Aunque este libro interesará tanto a creyentes como no creyentes, Horvilleur interpela al lector irreligioso de las sociedades secularizadas, aquel que se rebela contra la tradición, se desentiende de su linaje y aspira a eludir la muerte. En la laica Francia el libro ha sido un superventas, y en España lleva el mismo camino. Y es que después de que la pandemia haya metido al ángel de la muerte en nuestras casas, de donde se le había expulsado y haya impedido todo acompañamiento o despedida, puede que, más allá de nuestras creencias o falta de ellas, nos hemos dado cuenta de que el rito desde la fe desempeña un papel decisivo en los momentos cruciales de nuestras vidas.

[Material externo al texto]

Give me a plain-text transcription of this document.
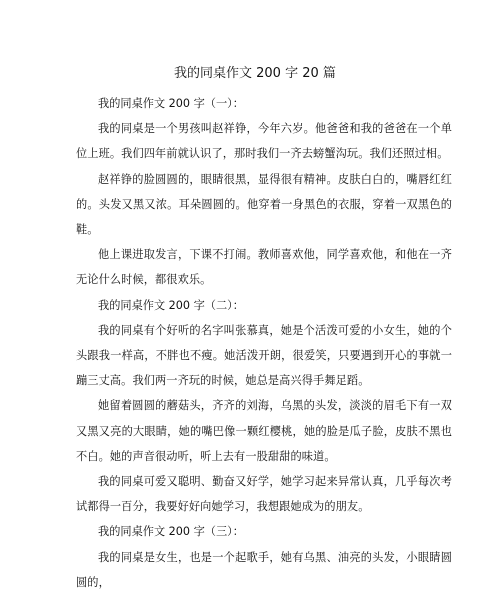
我的同桌作文 200 字 20 篇
我的同桌作文 200 字（一）：

我的同桌是一个男孩叫赵祥铮，今年六岁。他爸爸和我的爸爸在一个单位上班。我们四年前就认识了，那时我们一齐去螃蟹沟玩。我们还照过相。

赵祥铮的脸圆圆的，眼睛很黑，显得很有精神。皮肤白白的，嘴唇红红的。头发又黑又浓。耳朵圆圆的。他穿着一身黑色的衣服，穿着一双黑色的鞋。

他上课进取发言，下课不打闹。教师喜欢他，同学喜欢他，和他在一齐无论什么时候，都很欢乐。

我的同桌作文 200 字（二）：

我的同桌有个好听的名字叫张慕真，她是个活泼可爱的小女生，她的个头跟我一样高，不胖也不瘦。她活泼开朗，很爱笑，只要遇到开心的事就一蹦三丈高。我们两一齐玩的时候，她总是高兴得手舞足蹈。

她留着圆圆的蘑菇头，齐齐的刘海，乌黑的头发，淡淡的眉毛下有一双又黑又亮的大眼睛，她的嘴巴像一颗红樱桃，她的脸是瓜子脸，皮肤不黑也不白。她的声音很动听，听上去有一股甜甜的味道。

我的同桌可爱又聪明、勤奋又好学，她学习起来异常认真，几乎每次考试都得一百分，我要好好向她学习，我想跟她成为的朋友。

我的同桌作文 200 字（三）：

我的同桌是女生，也是一个起歌手，她有乌黑、油亮的头发，小眼睛圆圆的，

Cada uno de los once capítulos que componen el ensayo narra la historia de una persona concreta y aporta algún dato revelador sobre nuestro vínculo con la muerte y los muertos. La autora mantuvo una relación personal con alguna de ellas, como su amiga Ariane, a quien animó a considerar como siglos los pocos días de vida que le quedaban, o Elsa Cayat, víctima del atentado contra el periódico satírico Charlie Hebdo y en cuyas exequias la rabina recitó el kadish. A otras las conoció por sus familiares y descendientes, como el joven Isaac, el «tío Edgar» o el mismísimo Moisés, que según ciertas leyendas rabínicas se encaró con Dios porque no quería morir. Amigos o no, con todos ellos cumple con su deber de oficiante: «encarnar el pilar de una verticalidad» que ha abandonado a los deudos del fallecido.
La claridad, sensibilidad e ingenio con los que están narradas están historias permiten mudanzas magistrales entre lo venerable y lo irreverente, lo profundo y lo ligero, lo doloroso y lo alegre, lo personal y lo colectivo; y lo ancestral y lo moderno. Como se ha afirmado más arriba, la obra es una meditación sobre la vida, en la que caben temas tan variados y vigentes como el antisemitismo, el sionismo, el miedo a morir o la soledad de los ancianos.
Horvilleur dice que el judaísmo no ofrece una respuesta unívoca sobre lo que acontece después de la muerte, pero sí afirma que Dios conmina al hombre escoger siempre la vida, esto es, vivir acorde a la Ley dada por él: «te pongo delante vida o muerte, bendición o maldición. Escoge, pues, la vida.» (Deuteronomio 30,19). Su obra pretende contribuir a este mandato.